Turkish President Recep Tayyip Erdogan said the first Muslim prayers at Istanbul’s famed Hagia Sophia would be performed on July 24 after a top court annulled its museum status on Friday.
“God willing, we will perform Friday prayers all together on July 24 and reopen Hagia Sophia to worship,” Erdogan said in an address to the nation.
“Like all our mosques, the doors of Hagia Sophia will be wide open to locals and foreigners, Muslims and non-Muslims.”
The Council of State, Turkey’s highest administrative court, on Friday unanimously revoked a 1934 cabinet decision making it a museum.
Erdogan then swiftly handed over the administration of the Hagia Sophia Mosque to the religious affairs directorate to reopen it for Muslim worship.
The stunning edifice was first built in the sixth century as a Christian church under the Byzantine Empire as the centrepiece of Constantinople.
After the Ottoman conquest in 1453, it was converted into a mosque before being turned into a museum during the rule of Mustafa Kemal Ataturk, the founder of modern Turkey, in the 1930s.

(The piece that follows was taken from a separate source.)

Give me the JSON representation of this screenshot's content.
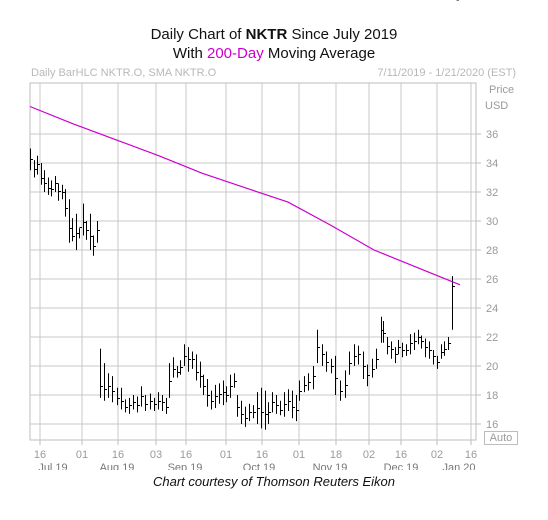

In a televised address to the nation, Erdogan assured that the Hagia Sophia would be open to non-Muslim visitors.
“Hagia Sophia, the common heritage of the humanity, will continue to embrace everyone in a more sincere and more free spirit with its new status,” he said.
The Turkish leader urged everyone to “respect” Turkey’s decision.
“The issue of what purposes Hagia Sophia will be used for concerns Turkey’s sovereign rights,” he said, adding that his government would consider any criticism as a “violation of our independence.”
READ MORE: Hagia Sophia, what happens now?
Bipartisan support for decision
Turkish Grand National Assembly showed a bipartisan support for the President Erdogan’s decree opening Istanbul’s Hagia Sophia for prayers.
Parliamentarians from different political parties cheered by applauding the decision while the acting speaker Celal Adnan was reading it.
The Turkish parliament speaker on different podium said Hagia Sophia’s turning into a mosque ended a longing for a generation.
“With Hagia Sophia decision, a longing in the heart of our nation has ended,” Mustafa Sentop told the reporters in the parliament.
Sentop said Hagia Sophia’s turning into a mosque was “a dream and goal” for his generation.
Reaction to court ruling
There was jubilation outside the terracotta-hued structure with its cascading domes and four minarets.
Dozens of people awaiting the court’s ruling chanted “Allah is great!” when the news broke. A large crowd later prayed outside it.
In the capital of Ankara, legislators stood and applauded as the decision was read in Parliament.
Erdogan had spoken in favour of opening the hugely symbolic UNESCO World Heritage site for worship despite international criticism, including from US and Orthodox Christian leaders, who had urged Turkey to keep its status as a museum.
Greece’s culture ministry claimed that the verdict was an “open provocation” to the civilised world.
A Greek Cypriot official Nikos Christodoulides posted on his official Twitter account that Greek Cypriot administration “strongly condemns Turkey’s actions on Hagia Sophia.”
The Russian Orthodox Church expressed dismay at the decision to revoke the museum status of the iconic Hagia Sophia.